Obstruction is a shortness of breath due to a narrowing of the lumen in the bronchi of a child. Such conditions occur at an early age due to the anatomical features of the infant's airways.

Signs of obstructive bronchitis in children

When a baby begins a cold, then in some cases, it can end in bronchial obstruction. Parents can understand this for some of the symptoms:

  • shortness of breath, especially exhalation;
  • attaching your ear to the baby's chest, you can hear a sound similar to bursting bubbles;
  • non-productive, non-productive cough;
  • shortness of breath with active games.

All these signs are not necessarily all together, some (such as dyspnea) may not be present at all. But in any case, when a child has a cough that does not go away, but only becomes stronger - this is an occasion to immediately consult a doctor.

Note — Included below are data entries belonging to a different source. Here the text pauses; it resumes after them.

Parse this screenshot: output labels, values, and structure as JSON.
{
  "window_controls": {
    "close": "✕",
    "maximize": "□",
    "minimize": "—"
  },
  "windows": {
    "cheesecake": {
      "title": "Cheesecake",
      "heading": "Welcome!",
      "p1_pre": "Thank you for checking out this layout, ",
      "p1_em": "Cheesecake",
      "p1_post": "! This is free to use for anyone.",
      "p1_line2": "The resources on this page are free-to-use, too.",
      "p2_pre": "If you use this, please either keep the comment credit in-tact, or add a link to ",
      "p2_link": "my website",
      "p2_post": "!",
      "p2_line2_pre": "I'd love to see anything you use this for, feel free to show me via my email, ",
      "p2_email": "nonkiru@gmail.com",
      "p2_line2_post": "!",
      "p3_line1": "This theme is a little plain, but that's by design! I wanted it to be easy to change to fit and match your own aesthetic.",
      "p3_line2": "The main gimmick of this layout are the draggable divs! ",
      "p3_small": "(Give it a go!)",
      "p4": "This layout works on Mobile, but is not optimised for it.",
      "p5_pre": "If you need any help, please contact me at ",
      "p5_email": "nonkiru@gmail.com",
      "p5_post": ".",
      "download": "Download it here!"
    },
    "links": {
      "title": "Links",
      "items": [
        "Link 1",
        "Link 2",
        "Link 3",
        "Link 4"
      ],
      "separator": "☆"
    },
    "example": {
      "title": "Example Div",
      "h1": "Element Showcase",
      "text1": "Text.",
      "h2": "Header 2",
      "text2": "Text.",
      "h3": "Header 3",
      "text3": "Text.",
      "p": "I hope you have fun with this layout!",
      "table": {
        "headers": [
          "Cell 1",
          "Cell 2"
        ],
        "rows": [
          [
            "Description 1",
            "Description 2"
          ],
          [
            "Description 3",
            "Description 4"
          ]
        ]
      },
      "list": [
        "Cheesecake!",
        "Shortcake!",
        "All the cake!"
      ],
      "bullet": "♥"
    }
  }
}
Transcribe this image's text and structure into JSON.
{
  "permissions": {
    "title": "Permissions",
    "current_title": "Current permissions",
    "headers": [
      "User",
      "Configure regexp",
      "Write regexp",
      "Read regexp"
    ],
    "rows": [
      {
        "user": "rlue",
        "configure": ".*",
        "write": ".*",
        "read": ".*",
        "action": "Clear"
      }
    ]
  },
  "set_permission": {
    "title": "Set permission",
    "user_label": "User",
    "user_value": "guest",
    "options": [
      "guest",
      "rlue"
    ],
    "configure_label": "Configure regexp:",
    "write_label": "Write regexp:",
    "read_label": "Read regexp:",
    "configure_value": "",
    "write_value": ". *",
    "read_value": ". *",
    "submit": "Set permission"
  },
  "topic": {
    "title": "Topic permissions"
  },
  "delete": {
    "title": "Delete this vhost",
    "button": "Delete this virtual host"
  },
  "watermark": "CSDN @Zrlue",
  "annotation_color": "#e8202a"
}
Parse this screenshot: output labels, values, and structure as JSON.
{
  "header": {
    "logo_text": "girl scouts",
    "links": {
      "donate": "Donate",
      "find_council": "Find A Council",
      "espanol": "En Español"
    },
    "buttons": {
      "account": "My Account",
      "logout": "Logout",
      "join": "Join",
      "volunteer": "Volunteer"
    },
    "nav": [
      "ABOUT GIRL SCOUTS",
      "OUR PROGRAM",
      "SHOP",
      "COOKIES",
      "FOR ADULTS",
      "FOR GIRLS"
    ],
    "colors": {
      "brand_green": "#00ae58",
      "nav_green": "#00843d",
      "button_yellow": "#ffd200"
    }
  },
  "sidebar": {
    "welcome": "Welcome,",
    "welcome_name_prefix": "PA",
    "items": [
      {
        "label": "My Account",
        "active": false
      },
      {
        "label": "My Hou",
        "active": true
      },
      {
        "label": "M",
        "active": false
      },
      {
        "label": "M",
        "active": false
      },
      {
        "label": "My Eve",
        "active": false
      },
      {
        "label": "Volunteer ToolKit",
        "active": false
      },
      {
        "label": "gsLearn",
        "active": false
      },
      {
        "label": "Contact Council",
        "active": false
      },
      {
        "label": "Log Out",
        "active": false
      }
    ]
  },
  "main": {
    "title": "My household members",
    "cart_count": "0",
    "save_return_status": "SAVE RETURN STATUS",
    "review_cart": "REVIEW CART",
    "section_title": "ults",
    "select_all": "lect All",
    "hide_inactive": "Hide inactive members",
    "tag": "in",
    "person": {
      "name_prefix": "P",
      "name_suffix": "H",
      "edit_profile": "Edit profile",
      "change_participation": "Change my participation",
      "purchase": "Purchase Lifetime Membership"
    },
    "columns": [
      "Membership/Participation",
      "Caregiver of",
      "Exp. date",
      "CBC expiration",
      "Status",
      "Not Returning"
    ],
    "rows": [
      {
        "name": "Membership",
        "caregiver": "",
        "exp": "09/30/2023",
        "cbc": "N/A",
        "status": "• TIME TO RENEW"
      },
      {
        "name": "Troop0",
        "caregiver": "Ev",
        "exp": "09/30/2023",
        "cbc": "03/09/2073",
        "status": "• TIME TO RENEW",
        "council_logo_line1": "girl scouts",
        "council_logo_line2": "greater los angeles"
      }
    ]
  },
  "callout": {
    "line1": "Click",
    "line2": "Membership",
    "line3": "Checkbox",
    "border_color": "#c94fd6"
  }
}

Causes of obstructive bronchitis in children

Often a provocation of obstruction is an allergy to which some babies are prone. This may be intolerance to tobacco smoke, an allergy to detergents, dust or pets. Frequent colds along with a tendency to allergies can cause obstructive bronchitis, because the child's airways are narrow enough and any inflammation causes them to narrow.

Prophylaxis of obstructive bronchitis in children

For a child who has frequent obstructive bronchitis, it is advisable to prevent colds. After all, regular obstruction can lead to bronchial asthma.

To reduce the likelihood of this disease, it is necessary to reduce contact with various allergens, regularly wet cleaning in the house, without the use of chemistry. The humid and cool air in the house also plays an important role. Therefore, buying an air humidifier will be very helpful.

In order to not know what symptoms are in children with obstructive bronchitis, you need from the earliest age, temper the child, walk more with him on the air away from the roads, and lead a healthy lifestyle throughout the family. In a house where a baby lives, susceptible to this disease, even passive smoking is unacceptable.